Бойцы нашего кавалерийского полка всем, чем могли, помогали раненым товарищам и нам, обслуживающему персоналу. Всевозможными путями они доставали перевязочный материал и все нужное для первой помощи раненому. Особенно были отзывчивы в этом отношении бойцы села Николина балка и само население Николиной балки.

В. Глазепа

СЕСТРИЦЫ

Сентябрь семнадцатого года.

В Ростове формируется Красная гвардия.

Большевики двинулись на заводы и фабрики. Большевистские воззвания призывали к оружию.

Я читала в больнице няням и сестрам «Наше знамя» — большевистскую газету Ростова: «Записывайтесь в боевую рабочую дружину, обучайтесь и вооружайтесь. Нам еще придется схватиться в мертвой схватке с капиталом…»

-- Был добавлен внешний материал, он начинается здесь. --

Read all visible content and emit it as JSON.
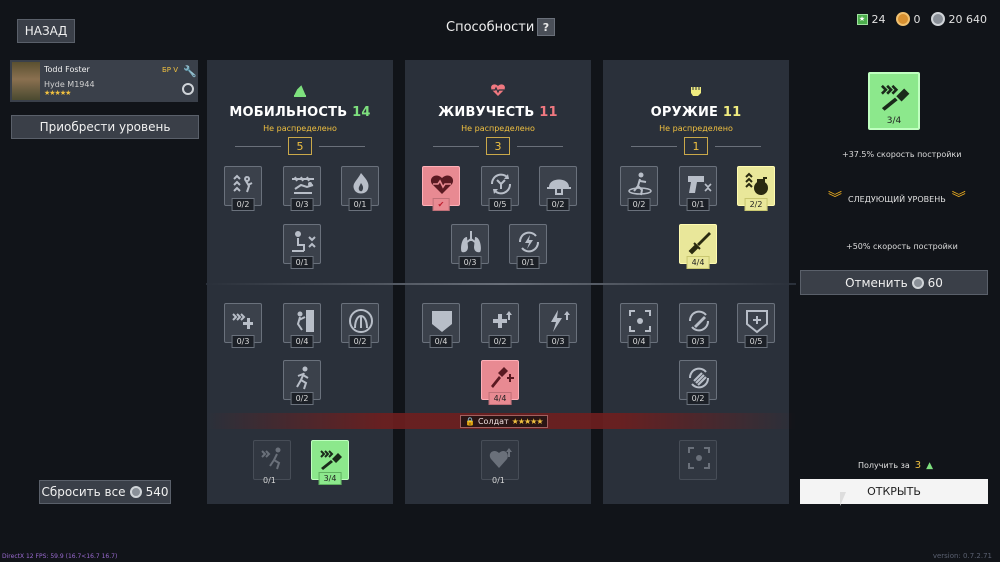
{
  "header": {
    "back_label": "НАЗАД",
    "title": "Способности",
    "help_label": "?",
    "currencies": [
      {
        "icon": "star-badge-icon",
        "value": "24",
        "color": "#4cae4c"
      },
      {
        "icon": "gold-coin-icon",
        "value": "0",
        "color": "#d89030"
      },
      {
        "icon": "silver-coin-icon",
        "value": "20 640",
        "color": "#c0c4c8"
      }
    ]
  },
  "soldier": {
    "name": "Todd Foster",
    "rank": "БР V",
    "weapon": "Hyde M1944",
    "stars": "★★★★★"
  },
  "left": {
    "buy_level_label": "Приобрести уровень",
    "reset_all_label": "Сбросить все",
    "reset_all_cost": "540"
  },
  "columns": [
    {
      "name": "МОБИЛЬНОСТЬ",
      "value": "14",
      "value_color": "#7ee07e",
      "unassigned_label": "Не распределено",
      "points": "5",
      "icon": "mobility-icon",
      "icon_color": "#7ee07e",
      "top_skills": [
        "0/2",
        "0/3",
        "0/1",
        "0/1"
      ],
      "mid_skills": [
        "0/3",
        "0/4",
        "0/2",
        "0/2"
      ],
      "bottom_skills": [
        "0/1",
        "3/4"
      ]
    },
    {
      "name": "ЖИВУЧЕСТЬ",
      "value": "11",
      "value_color": "#f07880",
      "unassigned_label": "Не распределено",
      "points": "3",
      "icon": "heart-pulse-icon",
      "icon_color": "#f07880",
      "top_skills": [
        "",
        "0/5",
        "0/2",
        "0/3",
        "0/1"
      ],
      "mid_skills": [
        "0/4",
        "0/2",
        "0/3",
        "4/4"
      ],
      "bottom_skills": [
        "0/1"
      ]
    },
    {
      "name": "ОРУЖИЕ",
      "value": "11",
      "value_color": "#f0ec80",
      "unassigned_label": "Не распределено",
      "points": "1",
      "icon": "fist-icon",
      "icon_color": "#f0ec80",
      "top_skills": [
        "0/2",
        "0/1",
        "2/2",
        "4/4"
      ],
      "mid_skills": [
        "0/4",
        "0/3",
        "0/5",
        "0/2"
      ],
      "bottom_skills": [
        ""
      ]
    }
  ],
  "lock": {
    "label": "Солдат",
    "stars": "★★★★★"
  },
  "right_panel": {
    "selected_count": "3/4",
    "current_effect": "+37.5% скорость постройки",
    "next_level_label": "СЛЕДУЮЩИЙ УРОВЕНЬ",
    "next_effect": "+50% скорость постройки",
    "cancel_label": "Отменить",
    "cancel_cost": "60",
    "obtain_for_label": "Получить за",
    "obtain_for_value": "3",
    "open_label": "ОТКРЫТЬ"
  },
  "footer": {
    "fps": "DirectX 12 FPS: 59.9 (16.7<16.7 16.7)",
    "version": "version: 0.7.2.71"
  }
}
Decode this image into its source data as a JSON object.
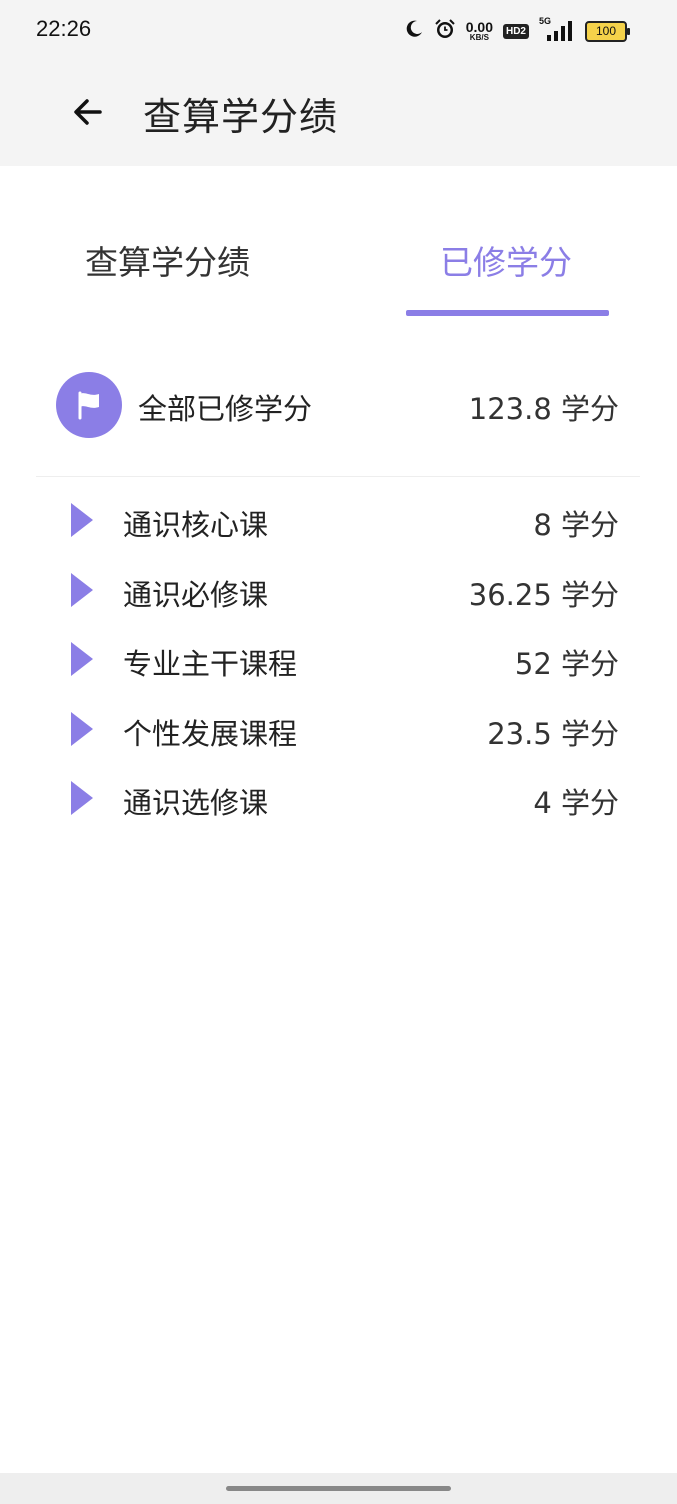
{
  "status_bar": {
    "time": "22:26",
    "net_speed_value": "0.00",
    "net_speed_unit": "KB/S",
    "hd_label": "HD2",
    "signal_label": "5G",
    "battery": "100",
    "icons": [
      "moon-icon",
      "alarm-icon",
      "signal-icon"
    ]
  },
  "app_bar": {
    "title": "查算学分绩",
    "back_icon": "arrow-left-icon"
  },
  "tabs": [
    {
      "label": "查算学分绩",
      "active": false
    },
    {
      "label": "已修学分",
      "active": true
    }
  ],
  "summary": {
    "label": "全部已修学分",
    "value": "123.8 学分",
    "icon": "flag-icon"
  },
  "categories": [
    {
      "label": "通识核心课",
      "value": "8 学分"
    },
    {
      "label": "通识必修课",
      "value": "36.25 学分"
    },
    {
      "label": "专业主干课程",
      "value": "52 学分"
    },
    {
      "label": "个性发展课程",
      "value": "23.5 学分"
    },
    {
      "label": "通识选修课",
      "value": "4 学分"
    }
  ],
  "colors": {
    "accent": "#8b7ee6",
    "header_bg": "#f4f4f4"
  }
}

Сиделка Нюра, помню, спросила меня:

— Ты пойдешь, сестрица Варя?

Меня почему-то все называли «сестрицей», хотя я была простой санитаркой. Я ведь не училась никогда.

Отец и мать — батраки и сама я — батрачка. В шестнадцатом году солдаткой приехала в Ростов и поступила в областную больницу.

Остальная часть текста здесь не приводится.